I'm not sure what is meant by "dancing". I'm sure my rudder looks like that depending on the wind, but I'm not just moving the pedals for the sake of moving, I'm putting in corrections that I feel the airplane needs to be straight in proportion to how straight it is, and how reactive the airplane is to my inputs.
It sounds like one instructor is saying relax and do what is needed, and the other is saying that putting in some degree of arbitrary movement gets you focused. If that's true, I would probably go with the instructor that says relax and do what is needed, because arbitrary movement on the rudder while landing sounds really odd to me.
The very best TW instruction I ever got was from my friend Lee. He said that perfect tailwheel landings would be most effectively achieved by 3 people, each independently doing their jobs. One person would only use aileron to keep the airplane in the center of the runway, another person would only use rudder to keep the airplane in line with the runway, and one person would run the throttle and elevator to lower the airplane onto the runway.

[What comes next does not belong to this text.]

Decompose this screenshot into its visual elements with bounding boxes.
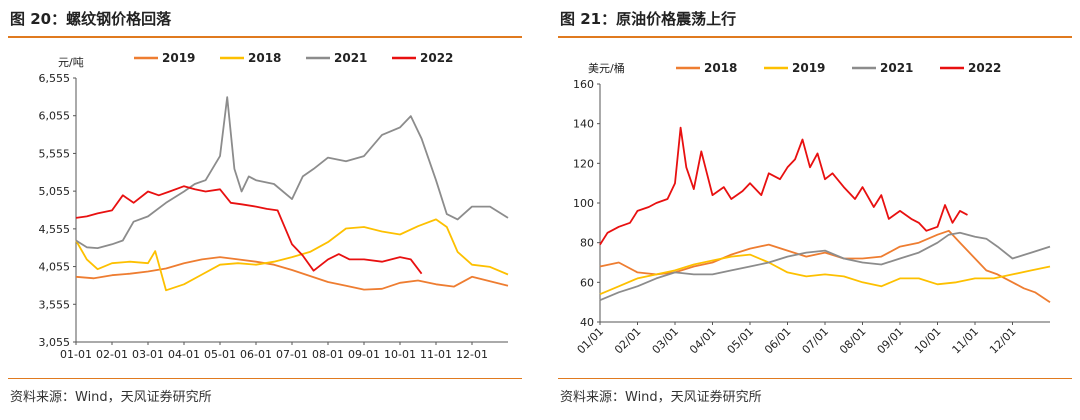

How he taught this was for me to run one control at a time, while he basically bounced the airplane down the runway. So for ailerons, he would pitch up, down, hit the rudder, throttle, and after three trips bouncing down the run way with me doing nothing but aileron I was able to keep it in the center no matter what he did. For rudder he would do the same to distract me and make me work for it, but after a little practice, I could keep the airplane absolutely parallel with the runway no matter what. For elevator, he ran the power too, and let me tell you, trying to get the airplane to land with someone playing with the power is super interesting.
The exercise was challenging because we had to both be good enough pilots to ignore each others inputs, and trust each other to not wad up the airplane. Three touch and goes per pass, with 3 passes per control, taught me what would take hundreds of landings to figure out. I learned more in that 3 hours than I did in all of my primary tailwheel training. No matter what the airplane was doing I could decouple and keep it straight, in the center, and softly let it down.
The next weekend I was playing with 1000ft strips in the sticks and a month after that I was landing in 12kt-18kt direct crosswind on pavement only having my endorsement for the summer.